© JUNGE FREIHEIT Verlag GmbH & Co.  www.jungefreiheit.de    19/02 03. Mai 2002

 
Frisch gepresst

Paul Ernst. Die neuklassischen Dramen des 1866 im Harz geborenen Dichters und Publizisten Paul Ernst könnten vergessener nicht sein. Nachruhm, der mit dem des Generationsgenossen und zeitweiligen politischen Weggefährten Gerhart Hauptmann zu vergleichen wäre, hat Ernst auch mit seinen autobiographischen und zeitkritischen Schriften nicht ernten können. Was nicht heißt, daß er kein faszinierendes Objekt für die Historiker der deutschen Bildungs- und Ideengeschichte wäre. Mit seiner "Zurückweisung liberal-demokratischer Ordnungsvorstellungen" ist Ernst locker im Lager der "Konservativen Revolution" unterzubringen, so daß die mit dieser Formation hinlänglich vertraute Hildegard Chatellier als kompetente Biographin des Denkers und Dichters in Betracht kommt. Wie in einer ausführlichen Rezension noch zu zeigen sein wird, löst sie, zahlreiche Nachlaß-Zeugnisse verwertend, ihre Aufgabe, ungeachtet vieler gouvernantenhafter Töne, recht passabel (Die Verwerfung der Bürgerlichkeit. Wandlungen des Konservatismus am Beispiel Paul Ernst 1899-1933. Königshausen& Neumann, Würzburg 2002, 253 Seiten, 30 Euro).

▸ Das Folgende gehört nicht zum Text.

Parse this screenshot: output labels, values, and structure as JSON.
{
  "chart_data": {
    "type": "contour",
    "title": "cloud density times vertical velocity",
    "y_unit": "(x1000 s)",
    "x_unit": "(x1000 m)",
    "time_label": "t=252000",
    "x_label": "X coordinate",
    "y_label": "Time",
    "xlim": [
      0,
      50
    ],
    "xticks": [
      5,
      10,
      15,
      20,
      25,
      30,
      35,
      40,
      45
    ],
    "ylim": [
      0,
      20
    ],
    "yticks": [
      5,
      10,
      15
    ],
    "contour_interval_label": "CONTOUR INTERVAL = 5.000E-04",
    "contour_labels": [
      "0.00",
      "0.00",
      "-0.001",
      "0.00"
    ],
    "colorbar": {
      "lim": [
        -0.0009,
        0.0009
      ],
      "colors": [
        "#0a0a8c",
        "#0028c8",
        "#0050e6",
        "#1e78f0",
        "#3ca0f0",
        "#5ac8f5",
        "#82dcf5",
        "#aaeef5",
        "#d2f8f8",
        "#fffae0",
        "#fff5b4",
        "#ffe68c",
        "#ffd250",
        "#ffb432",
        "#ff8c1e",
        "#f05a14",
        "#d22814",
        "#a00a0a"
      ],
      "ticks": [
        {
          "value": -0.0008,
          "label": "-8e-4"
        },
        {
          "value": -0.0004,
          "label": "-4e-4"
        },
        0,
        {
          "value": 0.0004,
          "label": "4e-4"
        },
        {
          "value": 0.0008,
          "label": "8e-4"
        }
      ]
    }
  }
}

Stalin-Note. Bis 1990 wurde in jeder akademischen Diskussion über eine eventuelle Wiedervereinigung die Stalin-Note vom 10. März 1952 bemüht. Vielfach wurde die Option als letzte Chance eines gesamtdeutschen Staates wahrgenommen, die durch Adenauers Westorientierung verspielt worden wäre. In Zeiten der Zweistaatlichkeit diente die Stalin-Note somit der Konstruktion hypothetischer Wolkenschlösser, ähnlich der Frage, was einem geglückten Hitler-Attentat gefolgt wäre oder einem Sieg des Deutschen Ritterordens bei Tannenberg. Nachdem das Wolkenschloß der deutschen Vereinigung Realität geworden ist, ist die Stalin-Note naturgemäß aus dem Interessenspektrum gerückt. Fast pünktlich zur 50jährigen Wiederkehr dieses Ereignisses nimmt sich nun der Oldenbourg-Verlag in seiner Schriftenreihe der Vierteljahrshefte für Zeitgeschichte der Stalin-Note an und verspricht neue Quellen und Analysen. Unter der Ägide des Historikers Jürgen Zarusky werden auch anhand mittlerweile zugänglicher Akten aus sowjetischen Archiven die wahren Absichten Stalins zu ergründen versucht, obwohl diese heute kaum noch von historischem Gewicht sind (Die Stalin-Note vom 10. März 1952. München 2002, 212 Seiten, 24,80 Euro).